Yeah but I’m not so sure we should be allowing people to make that choice on a whim because they’re depressed or feeling down at the time. Humans are wildly impulsive sometimes.
They’re not drive thru places. Typically you have to go thru counseling and thru evaluations to make sure it’s what you want. But right now people are just buying guns to blow their heads off and leaving their body for first responders or their family to find. People are always going to kill themselves, you might as well make it a clean and dignified end.
No one is suggesting a Futurama style suicide booth on the side of the road my man.
Why? What’s the offensive part of that?
Is it how accessible it is? Because for millions of American households, needing to venture out into public is less accessible than the firearm of their nearest “responsible gun owner”.
Is it that a company makes a small profit from each suicide? Because the guns used in all these suicides aren’t given away for free.
Way back in 1999 when this episode first aired, the joke was that phone booths have been replaced by suicide booths, a joke written when the Nokia 5110 was a flagship phone.
But of course, 25ish years later, neither phone booths nor suicide booths are anywhere to be found because they simply can’t match the convenience of the phone in your pocket or the gun in your drawer.
It’s primarily the accessibility, yes.
While I support assisted suicide being an option, it should have requirements including a wait period.
On topic: Dignity includes being able to determine one’s own end. However, it is difficult to find a regulation that excludes knee-jerk reactions and external influence in the decision.
A distinction should also be made here between different forms of temporary mental problems and fatal physical illnesses as a reason for ending the own life.
That’s why I’m not sure what I would support here.

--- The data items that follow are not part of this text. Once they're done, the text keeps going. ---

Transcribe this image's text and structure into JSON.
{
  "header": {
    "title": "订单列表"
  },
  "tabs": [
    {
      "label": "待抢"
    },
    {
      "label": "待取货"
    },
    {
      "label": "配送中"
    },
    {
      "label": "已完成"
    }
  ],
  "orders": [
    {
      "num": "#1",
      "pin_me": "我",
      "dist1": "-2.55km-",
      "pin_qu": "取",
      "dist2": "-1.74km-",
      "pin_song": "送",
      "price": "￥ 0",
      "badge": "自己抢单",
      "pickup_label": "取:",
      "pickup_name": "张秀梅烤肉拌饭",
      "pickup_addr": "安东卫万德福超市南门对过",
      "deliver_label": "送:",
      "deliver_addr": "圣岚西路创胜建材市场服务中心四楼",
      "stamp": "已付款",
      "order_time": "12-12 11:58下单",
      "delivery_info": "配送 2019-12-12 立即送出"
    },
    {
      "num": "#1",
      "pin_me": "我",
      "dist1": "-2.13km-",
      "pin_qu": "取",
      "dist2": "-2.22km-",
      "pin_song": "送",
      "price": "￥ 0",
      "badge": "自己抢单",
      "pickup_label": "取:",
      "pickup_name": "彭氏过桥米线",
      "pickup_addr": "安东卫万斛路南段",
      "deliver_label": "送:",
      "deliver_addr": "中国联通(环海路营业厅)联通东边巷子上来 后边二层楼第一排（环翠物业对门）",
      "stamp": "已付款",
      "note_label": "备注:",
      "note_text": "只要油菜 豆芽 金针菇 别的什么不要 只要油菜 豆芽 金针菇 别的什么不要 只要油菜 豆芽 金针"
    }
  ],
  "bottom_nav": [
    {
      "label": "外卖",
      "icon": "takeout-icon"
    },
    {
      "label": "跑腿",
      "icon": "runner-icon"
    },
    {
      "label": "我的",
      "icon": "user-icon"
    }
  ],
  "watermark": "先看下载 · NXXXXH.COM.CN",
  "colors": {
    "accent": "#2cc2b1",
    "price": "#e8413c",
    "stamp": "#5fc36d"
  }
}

What is dignity and why is it morally relevant? I’ll even let you assume that dignity by definition requires a third-party to provide assistance in active killing.
Why not? That’s the logical conclusion.
Assisted suicide requires that one’s desire takes preeminence over any future value of existence and that society has a responsibility to satisfy this desire.
Adding a restriction on when you are allowed to assist in it (besides purely the subject’s immediate desire) is special pleading. This is why MAID in Canada is slippery sloping into euthanasia for all and any reason, because there is no actual barrier to it after they accepted the initial premises.